Mr. Otis's proposition returned, the question on which was put and negatived—55 to 27.
Mr. Sewall made the motion which he had suggested when he was last up, viz: to add the words, "between which and the United States shall exist a state of war."
Mr. Otis hoped this motion would not prevail, as he thought it would deprive the resolution of every good feature which it at present possessed; for it would prevent the exercise of the power in any other case than in a state of war; and as all the expressions were future, it supposed that such a state did not exist at present. He confessed he set no value at all upon any law, unless it was adapted to the present exigencies of the country. Gentlemen might talk as they pleased about permanent regulations; he believed they ought to provide against the residence of alien enemies existing in the bosom of the country, as the root of all the evil which we are at present experiencing, and he could not conceive any mode of doing this, but by applying the remedy immediately to the evil. Gentlemen talk about a declaration of war. No such thing scarcely ever precedes war. War and the declaration of war come together, like thunder and lightning. Indeed, if France finds she can enfeeble our councils by refraining to declare war, and that we will take no measures of effectual defence until this is done, it is probable she will not declare it, but continue to annoy us as at present. He therefore thought, if the select committee had not been ripe for making a report fully on this subject, they ought to have delayed it until they were.
Mr. Sewall explained.
Mr. Sitgreaves said, he had suffered no little from finding the difference of opinion which existed between the chairman of the committee who made the report on this subject, and gentlemen who usually voted with him. He saw that difference of opinion was essential and radical. He did not mean to go into the subject, but merely to make a proposition, and call the yeas and nays upon it. It was to add the words, "or shall declare hostility against the United States."

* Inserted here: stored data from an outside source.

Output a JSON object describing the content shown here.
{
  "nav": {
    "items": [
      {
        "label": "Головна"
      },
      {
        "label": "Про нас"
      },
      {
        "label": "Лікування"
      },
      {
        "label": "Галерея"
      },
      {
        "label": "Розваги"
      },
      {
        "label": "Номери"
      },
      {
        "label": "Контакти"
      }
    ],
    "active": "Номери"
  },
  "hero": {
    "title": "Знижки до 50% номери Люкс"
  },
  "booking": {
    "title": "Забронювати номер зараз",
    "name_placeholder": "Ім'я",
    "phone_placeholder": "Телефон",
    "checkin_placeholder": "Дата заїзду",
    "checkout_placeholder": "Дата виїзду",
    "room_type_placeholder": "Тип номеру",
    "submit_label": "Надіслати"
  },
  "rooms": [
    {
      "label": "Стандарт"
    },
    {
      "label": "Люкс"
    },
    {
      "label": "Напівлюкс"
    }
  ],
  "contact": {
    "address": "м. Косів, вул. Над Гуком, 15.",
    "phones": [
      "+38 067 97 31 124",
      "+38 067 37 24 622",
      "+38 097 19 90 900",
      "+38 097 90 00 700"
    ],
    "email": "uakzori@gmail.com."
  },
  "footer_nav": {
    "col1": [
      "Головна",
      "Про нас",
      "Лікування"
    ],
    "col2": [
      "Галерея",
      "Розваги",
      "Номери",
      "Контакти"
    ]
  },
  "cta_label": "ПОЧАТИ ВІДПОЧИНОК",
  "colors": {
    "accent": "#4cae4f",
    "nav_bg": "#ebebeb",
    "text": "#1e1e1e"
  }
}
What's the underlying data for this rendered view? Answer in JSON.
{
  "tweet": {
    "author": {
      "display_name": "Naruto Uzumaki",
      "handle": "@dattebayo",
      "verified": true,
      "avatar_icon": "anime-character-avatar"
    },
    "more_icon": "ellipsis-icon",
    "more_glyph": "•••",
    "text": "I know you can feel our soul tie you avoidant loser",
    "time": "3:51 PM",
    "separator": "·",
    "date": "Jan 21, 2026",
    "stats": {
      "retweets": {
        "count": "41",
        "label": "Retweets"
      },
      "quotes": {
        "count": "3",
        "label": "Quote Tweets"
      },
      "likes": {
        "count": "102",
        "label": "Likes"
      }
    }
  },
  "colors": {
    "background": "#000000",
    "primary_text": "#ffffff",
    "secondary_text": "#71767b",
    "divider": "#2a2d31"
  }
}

Mr. Davis moved a postponement of this question till to-morrow, as he wished time to consider of it. He had some doubts as to the constitutionality of such a provision.
Mr. Sitgreaves had no objection to a postponement, if time was wanted for consideration; but he could not see on what constitutional ground this motion could be objected to.
Mr. Gallatin was in favor of the postponement. He would suggest to his colleague that part of the constitution which might be in the way of this motion. A distinction was made by it between actual hostility and war.
If it had only gone to have made a difference between declared and actual war, by striking out the word "declare," it would have removed the objection. If there be a difference between a state of war and of actual hostility, there is also a difference in the relation between alien subjects of a nation with whom we are at war, and those of a nation with whom we are in a state of actual hostility. If this distinction be correct, by turning to the 9th section of the constitution, it is found that the migration of such persons as any of the States shall think proper to admit, shall not be prohibited by Congress, prior to the year 1808. He understood it, however, to be a sound principle that alien enemies might be removed, although the emigration of persons be not prohibited by a principle which existed prior to the constitution, and coeval with the law of nations. The question was, therefore, whether the citizens or subjects of nations in actual hostility can be considered as alien enemies. The term "actual hostility," is vague in its nature, and would introduce doubt as to its true import. He should, therefore, be in favor of the postponement, except the mover would consent to have the word "declare" struck out in the way he had mentioned.